The high cost of death — and what we can do about it
Everyone knows that the death of a loved one is painful. But we don’t talk about how painful it really is. It isn’t just grief; it is all the additional burdens of loss. The frayed relationships. The lowered productivity at work. The hours upon hours spent doing tedious tasks and filling out endless paperwork. And, of course, the massive financial strain of paying for it all.
If we want to truly understand the impact of loss—and help those affected by it—we shouldn’t be measuring just by the millions of Americans who die each year, but by the billions of dollars it costs their families: in services, in unexpected costs, in unnecessary fees, lost wages, and wasted hours. We should be counting the total impact by the profits lost by businesses, by broken homes and estranged siblings, by increased therapy sessions and prescriptions, by the extra strain placed on whole communities.

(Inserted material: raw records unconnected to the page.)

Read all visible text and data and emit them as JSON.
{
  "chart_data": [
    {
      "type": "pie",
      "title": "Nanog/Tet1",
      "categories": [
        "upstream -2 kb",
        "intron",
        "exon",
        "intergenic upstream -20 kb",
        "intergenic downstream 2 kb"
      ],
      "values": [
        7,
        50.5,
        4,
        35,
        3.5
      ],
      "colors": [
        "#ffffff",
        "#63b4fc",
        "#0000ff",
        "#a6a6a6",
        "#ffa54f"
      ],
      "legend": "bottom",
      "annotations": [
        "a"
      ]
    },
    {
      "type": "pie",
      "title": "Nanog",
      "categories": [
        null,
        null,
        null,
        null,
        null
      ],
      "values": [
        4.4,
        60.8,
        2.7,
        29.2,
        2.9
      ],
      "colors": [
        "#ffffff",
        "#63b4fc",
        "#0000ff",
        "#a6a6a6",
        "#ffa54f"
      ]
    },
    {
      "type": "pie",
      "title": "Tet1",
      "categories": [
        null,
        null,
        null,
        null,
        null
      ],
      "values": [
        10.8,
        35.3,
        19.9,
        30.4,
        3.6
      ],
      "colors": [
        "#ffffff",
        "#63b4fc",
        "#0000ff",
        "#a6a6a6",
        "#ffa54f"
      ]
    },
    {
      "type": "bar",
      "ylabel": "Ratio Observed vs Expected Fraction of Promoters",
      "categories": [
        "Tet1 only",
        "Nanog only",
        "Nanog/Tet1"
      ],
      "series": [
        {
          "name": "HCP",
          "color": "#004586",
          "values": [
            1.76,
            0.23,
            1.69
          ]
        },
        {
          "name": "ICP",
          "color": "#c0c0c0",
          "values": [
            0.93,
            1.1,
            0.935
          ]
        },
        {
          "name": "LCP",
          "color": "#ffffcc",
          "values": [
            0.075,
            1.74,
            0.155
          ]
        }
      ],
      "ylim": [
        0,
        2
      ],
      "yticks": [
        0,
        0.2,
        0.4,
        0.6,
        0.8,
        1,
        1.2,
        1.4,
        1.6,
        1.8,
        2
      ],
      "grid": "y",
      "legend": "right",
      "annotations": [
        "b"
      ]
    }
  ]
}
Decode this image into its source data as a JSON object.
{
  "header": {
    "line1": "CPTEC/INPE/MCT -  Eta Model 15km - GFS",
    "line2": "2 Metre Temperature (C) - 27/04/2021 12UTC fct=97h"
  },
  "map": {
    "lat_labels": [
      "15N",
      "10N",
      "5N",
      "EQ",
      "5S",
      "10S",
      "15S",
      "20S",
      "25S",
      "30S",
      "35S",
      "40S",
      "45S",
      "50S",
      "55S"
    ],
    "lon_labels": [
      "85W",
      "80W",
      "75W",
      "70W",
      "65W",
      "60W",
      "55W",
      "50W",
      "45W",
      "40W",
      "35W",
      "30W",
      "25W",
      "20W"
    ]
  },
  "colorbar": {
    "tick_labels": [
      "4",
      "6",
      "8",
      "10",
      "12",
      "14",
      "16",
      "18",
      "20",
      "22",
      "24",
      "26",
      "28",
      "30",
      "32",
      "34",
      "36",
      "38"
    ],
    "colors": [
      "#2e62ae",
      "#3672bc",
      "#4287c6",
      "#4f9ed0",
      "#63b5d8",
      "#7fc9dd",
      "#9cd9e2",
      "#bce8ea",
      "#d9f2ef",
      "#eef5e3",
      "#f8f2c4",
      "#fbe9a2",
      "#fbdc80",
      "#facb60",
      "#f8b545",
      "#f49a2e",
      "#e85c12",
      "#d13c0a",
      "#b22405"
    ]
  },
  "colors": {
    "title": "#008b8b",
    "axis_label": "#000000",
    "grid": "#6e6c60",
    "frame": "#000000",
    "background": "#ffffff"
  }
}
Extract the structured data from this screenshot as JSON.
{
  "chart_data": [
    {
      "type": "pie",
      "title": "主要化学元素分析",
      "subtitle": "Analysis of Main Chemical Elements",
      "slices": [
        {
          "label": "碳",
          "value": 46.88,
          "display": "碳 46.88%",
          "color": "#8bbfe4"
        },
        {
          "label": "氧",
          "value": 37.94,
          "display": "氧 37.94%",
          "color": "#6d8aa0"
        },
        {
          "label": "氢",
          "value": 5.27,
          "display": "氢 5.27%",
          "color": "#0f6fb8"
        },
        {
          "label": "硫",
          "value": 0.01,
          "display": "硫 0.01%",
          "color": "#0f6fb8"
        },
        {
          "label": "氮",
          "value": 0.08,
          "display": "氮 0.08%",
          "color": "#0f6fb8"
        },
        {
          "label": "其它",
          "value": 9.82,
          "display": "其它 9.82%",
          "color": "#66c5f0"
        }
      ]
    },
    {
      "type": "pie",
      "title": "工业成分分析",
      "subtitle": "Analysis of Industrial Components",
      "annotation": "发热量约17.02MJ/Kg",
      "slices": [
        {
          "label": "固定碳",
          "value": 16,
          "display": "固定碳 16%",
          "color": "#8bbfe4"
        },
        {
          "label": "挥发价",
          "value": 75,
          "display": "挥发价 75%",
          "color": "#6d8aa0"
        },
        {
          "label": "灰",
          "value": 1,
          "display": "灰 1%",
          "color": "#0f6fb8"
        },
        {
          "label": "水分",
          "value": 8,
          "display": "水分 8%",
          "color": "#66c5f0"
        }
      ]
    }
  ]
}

Until now, nobody has been tracking these numbers, for the same reason that we are unprepared for these challenges of loss when they come: The cultural taboo against talking about death directly. Americans prefer to talk about death obliquely, in the abstract, in hushed tones. Making us generally unaware of all of the issues that loss brings, and allowing the bureaucracies and industries that mediate these challenges to become hugely inefficient and even, in some cases, predatory.
As part of our mission to change the way the world deals with loss, therefore, we at Empathy set out to determine the real costs of a death in the family, to get clear data about the scope of the problem, and bust open the taboo that has for too long kept it out of the public consciousness.